Evidence is the means to acquire the probability to be used in an individual decision, that takes into account clinical aspects of the patient, as well as her values and preferences. Evidence-based medicine is the art of medicine, the art of probability. And now I understand why Osler said art of probability, instead of science of probability. Because we need sensibility to apply probabilities to a unique patient, taking into account her clinical, mental, spiritual particularities.

Unboxing evidence-based medicine is presenting it to the consumer of science, as opposed to the researcher. Evidence-based medicine is not the field of trialists or systematic reviewers, it is the field of the caretaker. This caretaker should know how to judge the quality of evidence, how to use the knowledge from a systematic review, but does not need to learn how to build one. He needs to develop more attitude than knowledge. The knowledge to read an article is easy to acquire, but the skepticism and critical attitude is one to be developed over the years.

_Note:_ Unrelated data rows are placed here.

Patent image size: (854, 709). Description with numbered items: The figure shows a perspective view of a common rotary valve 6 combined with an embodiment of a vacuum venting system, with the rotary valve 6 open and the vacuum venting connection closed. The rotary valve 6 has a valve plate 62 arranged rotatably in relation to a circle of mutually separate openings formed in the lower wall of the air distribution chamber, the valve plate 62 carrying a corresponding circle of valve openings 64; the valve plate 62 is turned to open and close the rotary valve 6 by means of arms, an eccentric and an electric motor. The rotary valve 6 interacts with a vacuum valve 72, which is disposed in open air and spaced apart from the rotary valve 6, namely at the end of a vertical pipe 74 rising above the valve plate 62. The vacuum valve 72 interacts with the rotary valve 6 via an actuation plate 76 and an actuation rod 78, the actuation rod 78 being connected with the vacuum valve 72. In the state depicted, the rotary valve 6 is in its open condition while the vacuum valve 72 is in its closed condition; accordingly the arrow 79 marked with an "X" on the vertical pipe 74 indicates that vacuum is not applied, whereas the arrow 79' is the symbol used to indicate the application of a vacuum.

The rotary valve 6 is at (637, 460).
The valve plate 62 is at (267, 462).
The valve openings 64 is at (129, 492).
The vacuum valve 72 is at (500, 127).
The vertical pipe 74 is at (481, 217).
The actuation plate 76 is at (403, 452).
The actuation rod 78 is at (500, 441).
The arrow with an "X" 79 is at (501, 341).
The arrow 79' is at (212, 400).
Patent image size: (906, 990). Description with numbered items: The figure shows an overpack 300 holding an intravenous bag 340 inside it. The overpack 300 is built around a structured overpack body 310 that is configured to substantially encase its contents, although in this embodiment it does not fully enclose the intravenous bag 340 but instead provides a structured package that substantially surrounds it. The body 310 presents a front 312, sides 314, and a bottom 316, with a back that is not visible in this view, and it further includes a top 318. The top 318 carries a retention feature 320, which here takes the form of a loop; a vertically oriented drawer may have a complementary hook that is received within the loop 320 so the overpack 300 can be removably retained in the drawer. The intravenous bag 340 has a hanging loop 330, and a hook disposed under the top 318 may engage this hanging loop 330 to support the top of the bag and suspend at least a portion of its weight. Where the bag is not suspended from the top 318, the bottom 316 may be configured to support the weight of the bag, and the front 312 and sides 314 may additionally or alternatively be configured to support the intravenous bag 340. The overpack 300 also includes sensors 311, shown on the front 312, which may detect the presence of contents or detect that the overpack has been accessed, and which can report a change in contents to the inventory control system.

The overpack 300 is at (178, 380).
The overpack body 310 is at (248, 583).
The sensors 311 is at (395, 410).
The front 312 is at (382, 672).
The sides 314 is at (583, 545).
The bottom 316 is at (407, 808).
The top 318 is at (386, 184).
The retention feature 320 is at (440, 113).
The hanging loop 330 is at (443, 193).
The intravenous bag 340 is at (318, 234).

Again, it takes sensibility and affection for this matter.

Unboxing evidence-based medicine is to put emphasis in the general concept of chance in determining outcomes, one step beyond P values or confidence intervals. It is to understand the real world as full of bias to promote illusions. Concepts have to be created in a controlled environment and then applied with art in the real world.

The intention of this blog is not to make easy a supposedly difficult discipline. It is to make it interesting. In fact, medicine is not supposed to be easy, but it can be very interesting and fulfilling. It is what evidence-based medicine should be about.